Samson Carrasco visited the Duke and Duchess after learning of Don Quixote's whereabouts from the page who delivered the letter to Teresa Panza. The Duke and Duchess, aware of Samson's plan to make Don Quixote give up his knighthood, come up with one more elaborate prank to play on the former knight, which is why Altisidora pretended to be dead.
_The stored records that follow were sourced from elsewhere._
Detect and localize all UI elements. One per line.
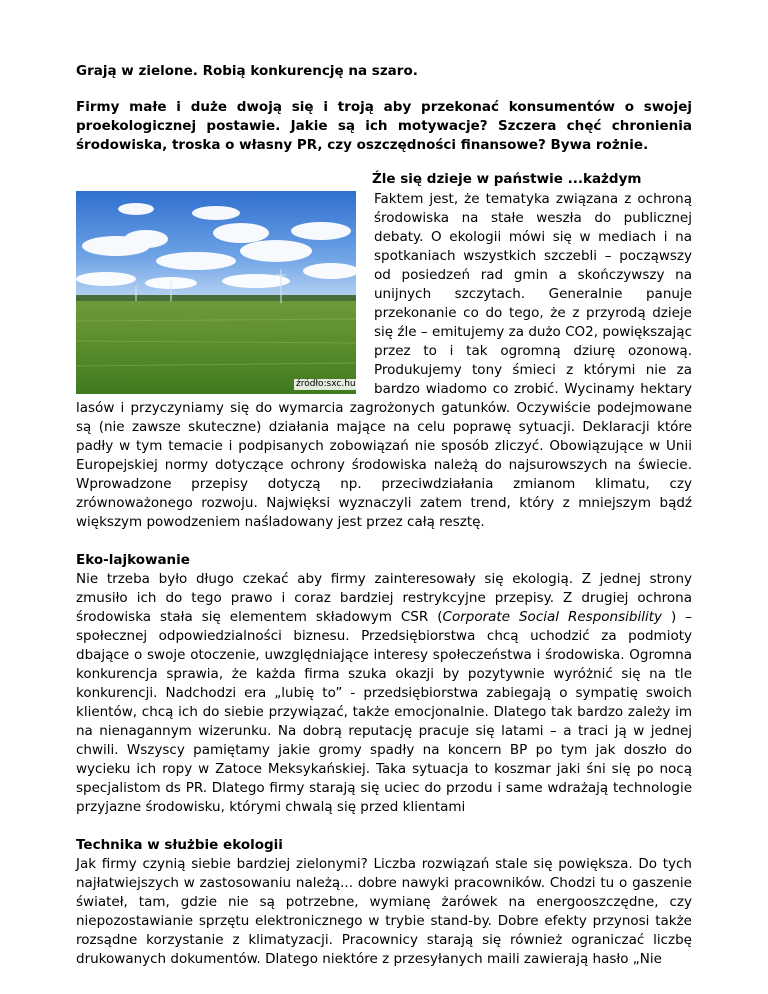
section-2-text-italic: Corporate Social Responsibility [442,609,662,625]
section-2-heading: Eko-lajkowanie [76,552,190,568]
section-3 [76,836,692,969]
section-1-text: Faktem jest, że tematyka związana z ochroną środowiska na stałe weszła do publicznej debaty. O ekologii mówi się w mediach i na spotkaniach wszystkich szczebli – począwszy od posiedzeń rad gmin a skończywszy na unijnych szczytach. Generalnie panuje przekonanie co do tego, że z przyrodą dzieje się źle – emitujemy za dużo CO2, powiększając przez to i tak ogromną dziurę ozonową. Produkujemy tony śmieci z którymi nie za bardzo wiadomo co zrobić. Wycinamy hektary lasów i przyczyniamy się do wymarcia zagrożonych gatunków. Oczywiście podejmowane są (nie zawsze skuteczne) działania mające na celu poprawę sytuacji. Deklaracji które padły w tym temacie i podpisanych zobowiązań nie sposób zliczyć. Obowiązujące w Unii Europejskiej normy dotyczące ochrony środowiska należą do najsurowszych na świecie. Wprowadzone przepisy dotyczą np. przeciwdziałania zmianom klimatu, czy zrównoważonego rozwoju. Najwięksi wyznaczyli zatem trend, który z mniejszym bądź większym powodzeniem naśladowany jest przez całą resztę. [76,191,692,530]
section-3-heading: Technika w służbie ekologii [76,837,283,853]
section-2-text [76,570,692,817]
section-1-heading: Źle się dzieje w państwie ...każdym [372,171,642,187]
article-title: Grają w zielone. Robią konkurencję na szaro. [76,63,418,79]
document-page [76,62,692,969]
section-2 [76,551,692,817]
section-3-text: Jak firmy czynią siebie bardziej zielonymi? Liczba rozwiązań stale się powiększa. Do tych najłatwiejszych w zastosowaniu należą... dobre nawyki pracowników. Chodzi tu o gaszenie świateł, tam, gdzie nie są potrzebne, wymianę żarówek na energooszczędne, czy niepozostawianie sprzętu elektronicznego w trybie stand-by. Dobre efekty przynosi także rozsądne korzystanie z klimatyzacji. Pracownicy starają się również ograniczać liczbę drukowanych dokumentów. Dlatego niektóre z przesyłanych maili zawierają hasło „Nie [76,856,692,967]
section-2-text-part-2: ) – społecznej odpowiedzialności biznesu. Przedsiębiorstwa chcą uchodzić za podmioty dbające o swoje otoczenie, uwzględniające interesy społeczeństwa i środowiska. Ogromna konkurencja sprawia, że każda firma szuka okazji by pozytywnie wyróżnić się na tle konkurencji. Nadchodzi era „lubię to” - przedsiębiorstwa zabiegają o sympatię swoich klientów, chcą ich do siebie przywiązać, także emocjonalnie. Dlatego tak bardzo zależy im na nienagannym wizerunku. Na dobrą reputację pracuje się latami – a traci ją w jednej chwili. Wszyscy pamiętamy jakie gromy spadły na koncern BP po tym jak doszło do wycieku ich ropy w Zatoce Meksykańskiej. Taka sytuacja to koszmar jaki śni się po nocą specjalistom ds PR. Dlatego firmy starają się uciec do przodu i same wdrażają technologie przyjazne środowisku, którymi chwalą się przed klientami [76,609,692,815]
section-2-text-part-1: Nie trzeba było długo czekać aby firmy zainteresowały się ekologią. Z jednej strony zmusiło ich do tego prawo i coraz bardziej restrykcyjne przepisy. Z drugiej ochrona środowiska stała się elementem składowym CSR ( [76,571,692,625]
section-1 [76,170,692,532]
meadow-photo [76,191,356,394]
article-lead: Firmy małe i duże dwoją się i troją aby przekonać konsumentów o swojej proekologicznej postawie. Jakie są ich motywacje? Szczera chęć chronienia środowiska, troska o własny PR, czy oszczędności finansowe? Bywa rożnie. [76,99,692,153]
photo-credit: źródło:sxc.hu [296,379,356,389]
meadow-image [76,191,356,394]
The aforementioned young woman storms into Don Quixote and Sancho Panza's apartment upon orders from the Duke and Duchess. She tries to make Don Quixote feel guilty for not returning her (fake) affections. Don Quixote in return tells Altisidora that she needs to forget about him and worry about her own modesty. She finally blows up at him, sneering, "Do you really think, you born loser, you beaten-up hulk, that I died for you?" When the Duchess later asks "if Altisidora was still in his good graces," Don Quixote says she should focus on her lacework instead of falling in love willy-nilly. Altisidora promises she will forget Don Quixote at once.

Analysis

Now that his time as a knight is drawing to an end, Don Quixote sets his sights on another literary genre to imitate: the pastoral romance. Set in the countryside, these stories focus on "pseudo-shepherds" who write songs about the frustrations of love. Don Quixote's easy jump from one genre to the other challenges the idea that chivalric romances were the cause of his insanity in the first place. Maybe becoming a knight- errant was just an escape from the drudgery of everyday life; perhaps he's bored with his current position and wants to lead a life worth writing about. One thing is certain: real life doesn't, and will never, live up to his idyllic expectations.

Don Quixote has so fully embodied his role as a knight that it's hard to think of him as anything else. Sancho Panza can't even remember the Don's birth name, asking, "But what have the Panzas got to do with the Quixotes?" as they discuss how squires are sometimes punished for the deeds of their masters. Don Quixote's real name is Alonso Quixano, and Sancho Panza certainly knows that because he's known the Don his whole life. To Sancho Panza, Don Quixote isn't just a crazy guy with impossible dreams—he's truly a knight-errant. Cervantes is saying that you can be whomever you want to be, but as seen at the end of the story, it may come with a cost.